By Omolola Dede Adeyanju

The Manufacturers Association of Nigeria (MAN) has released its Manufacturers CEO Confidence Index (MCCI) Report for the fourth quarter of 2024, highlighting a modest increase in the Aggregate Index Score (AIS) from the third quarter.

The report, signed by MAN’s Director General, Segun Ajayi-Kadir, and made available to Nigerian NewsDirect, presents manufacturers’ perceptions of the macroeconomic and operational environment in Q4 2024, compared to Q3.

According to the findings, the Aggregate MCCI recorded a slight increase of 0.5 points, rising from 50.2 points in Q3 2024 to 50.7 points in Q4. A breakdown of the diffusion indices revealed that current business conditions (48.3), employment conditions (47.9), and production levels (47.5) showed improvement, driven by a moderate rise in consumer demand during the festive period.

However, these indices remained below the 50-point threshold, indicating persistent macroeconomic challenges. Manufacturing operations continued to struggle under high costs of raw materials, energy, and logistics, compounded by unfavourable exchange rates, interest rates, and inflation.

Despite the slight improvement in Q4 2024, projections for Q1 2025 indicate a slowdown in business activity, with all three key indicators declining while remaining above the 50-point threshold. The projected business condition index fell from 56 points to 53.2, employment expectations dropped from 53.8 to 53, and anticipated production levels declined from 54.3 to 54 points.

This suggests that while manufacturers foresee a slower start to the year, they remain cautiously optimistic about improved exchange rate stability, a halt in interest rate hikes, lower energy costs, and the enactment of favourable Tax Reform Bills in early 2025.

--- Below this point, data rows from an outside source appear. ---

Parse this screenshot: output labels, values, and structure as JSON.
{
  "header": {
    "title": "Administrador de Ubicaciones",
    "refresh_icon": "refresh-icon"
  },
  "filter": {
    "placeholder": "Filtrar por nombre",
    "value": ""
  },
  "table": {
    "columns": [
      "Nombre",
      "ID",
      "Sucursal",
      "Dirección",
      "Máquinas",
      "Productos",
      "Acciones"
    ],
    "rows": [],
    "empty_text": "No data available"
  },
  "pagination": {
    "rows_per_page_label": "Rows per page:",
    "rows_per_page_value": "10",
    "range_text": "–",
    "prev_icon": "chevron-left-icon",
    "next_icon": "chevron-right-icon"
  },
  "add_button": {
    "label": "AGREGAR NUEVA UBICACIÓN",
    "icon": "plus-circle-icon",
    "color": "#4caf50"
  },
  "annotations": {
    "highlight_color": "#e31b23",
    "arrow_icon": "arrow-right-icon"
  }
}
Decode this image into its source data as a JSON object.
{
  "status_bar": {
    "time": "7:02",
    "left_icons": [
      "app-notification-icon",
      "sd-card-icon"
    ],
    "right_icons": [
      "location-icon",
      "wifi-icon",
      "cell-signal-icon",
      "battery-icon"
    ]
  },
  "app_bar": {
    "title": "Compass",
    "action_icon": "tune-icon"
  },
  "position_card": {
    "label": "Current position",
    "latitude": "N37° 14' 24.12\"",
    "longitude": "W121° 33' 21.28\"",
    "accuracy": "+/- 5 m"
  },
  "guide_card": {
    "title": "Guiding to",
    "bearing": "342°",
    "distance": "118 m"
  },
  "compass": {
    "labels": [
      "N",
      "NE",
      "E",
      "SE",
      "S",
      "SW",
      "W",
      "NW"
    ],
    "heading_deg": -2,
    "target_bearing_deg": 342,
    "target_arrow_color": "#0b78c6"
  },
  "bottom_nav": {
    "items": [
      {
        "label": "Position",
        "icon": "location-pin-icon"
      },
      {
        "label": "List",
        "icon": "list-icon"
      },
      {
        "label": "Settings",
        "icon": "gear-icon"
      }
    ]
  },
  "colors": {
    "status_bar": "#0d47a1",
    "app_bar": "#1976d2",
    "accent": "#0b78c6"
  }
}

The sectoral breakdown of the report showed that confidence indices in three sectoral groups declined, while seven groups reported improved confidence levels. However, two of the seven remained below the 50-point threshold. The zonal analysis indicated that five industrial zones recorded confidence indices below 50 points, while nine zones performed above the threshold. Notably, four of the nine industrial zones experienced contractions despite staying above the 50-point mark.

As Nigeria’s manufacturing sector navigates a challenging macroeconomic landscape, the report underscores the need for urgent policy interventions. Key challenges facing manufacturers include high electricity tariffs, multiple taxation, restricted credit access, high interest rates, exchange rate volatility, and insecurity.

With 2025 poised as a pivotal year for the sector, the government is urged to prioritise macroeconomic reforms backed by concrete, time-bound actions. The administration’s targets of reducing inflation to 15% and stabilising the naira at N1,500/$ must be pursued through pragmatic policies rather than rhetoric.

The Association stressed the importance of ramping up domestic industrial production and increasing patronage of locally manufactured goods to ease forex pressures. It called on government ministries, departments, and agencies (MDAs) to lead by example in prioritising Made-in-Nigeria products.

The report concluded that economic stability in 2025 will depend on a more stable exchange rate, reliable energy supply, relaxed monetary policies, full disbursement of intervention funds, strengthened security efforts, and the effective implementation of both the Tax Reform Bills and the National Single Window Project.